The tumoricidal activity of magnetically responsive albumin microspheres tagged with either doxorubicin or Staphylococcal protein A was tested against an induced mammary adenocarcinoma, 13762, implanted subcutaneously in the tail of female Fischer-344 rats. Magnetically responsive albumin microspheres containing Fe3O4 particles were prepared by an emulsion polymerization method incorporating either doxorubicin or protein A into the albumin matrix. Microspheres were produced with an average diameter of 1 μm (0.2 to 1.5 μm) in a concentration of 109 microspheres/mg. Microspheres were injected either directly into the tail artery and localized to the implanted tumor using a permanent bipolar adjustable gap magnet with a field strength of 8000 Oe, or directly into the femoral vein with no magnetic localization.

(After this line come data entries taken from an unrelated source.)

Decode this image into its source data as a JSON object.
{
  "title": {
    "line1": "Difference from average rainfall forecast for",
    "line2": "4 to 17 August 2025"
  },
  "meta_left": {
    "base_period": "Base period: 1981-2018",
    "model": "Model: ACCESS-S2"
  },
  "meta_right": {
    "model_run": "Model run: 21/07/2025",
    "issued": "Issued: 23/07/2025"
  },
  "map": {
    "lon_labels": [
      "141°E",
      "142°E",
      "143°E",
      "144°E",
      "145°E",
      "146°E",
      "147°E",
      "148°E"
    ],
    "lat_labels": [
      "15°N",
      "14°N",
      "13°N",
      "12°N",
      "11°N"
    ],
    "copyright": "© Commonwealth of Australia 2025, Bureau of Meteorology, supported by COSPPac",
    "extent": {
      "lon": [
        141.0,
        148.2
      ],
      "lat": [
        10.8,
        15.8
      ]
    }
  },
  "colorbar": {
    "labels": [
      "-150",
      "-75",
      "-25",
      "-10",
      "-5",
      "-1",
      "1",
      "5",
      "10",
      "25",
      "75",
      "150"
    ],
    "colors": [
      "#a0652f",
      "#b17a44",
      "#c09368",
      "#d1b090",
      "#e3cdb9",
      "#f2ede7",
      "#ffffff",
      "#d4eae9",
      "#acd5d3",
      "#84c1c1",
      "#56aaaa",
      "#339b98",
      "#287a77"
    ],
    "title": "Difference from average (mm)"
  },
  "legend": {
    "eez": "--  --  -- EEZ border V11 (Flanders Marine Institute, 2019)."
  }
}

Control groups consisted of animals treated with intravenously or intraarterially administered microspheres containing no active agent, and a no-treatment group. Survival was significantly greater in both the doxorubicin- and protein A-treated animals than in the control groups. First appearance of local metastases was prolonged in only the intraarterial magnetically localized doxorubicin-treated group of animals. Tumor growth rate was significantly depressed in both intraarterially magnetically localized treatment groups when compared to intravenously administered nonlocalized treatment groups. Magnetically responsive albumin microspheres appear to be an effective delivery system for cytotoxic agents and biologic response modifiers. Significant tumoricidal activity can be produced with a one-time administration of these agents utilizing this drug delivery system.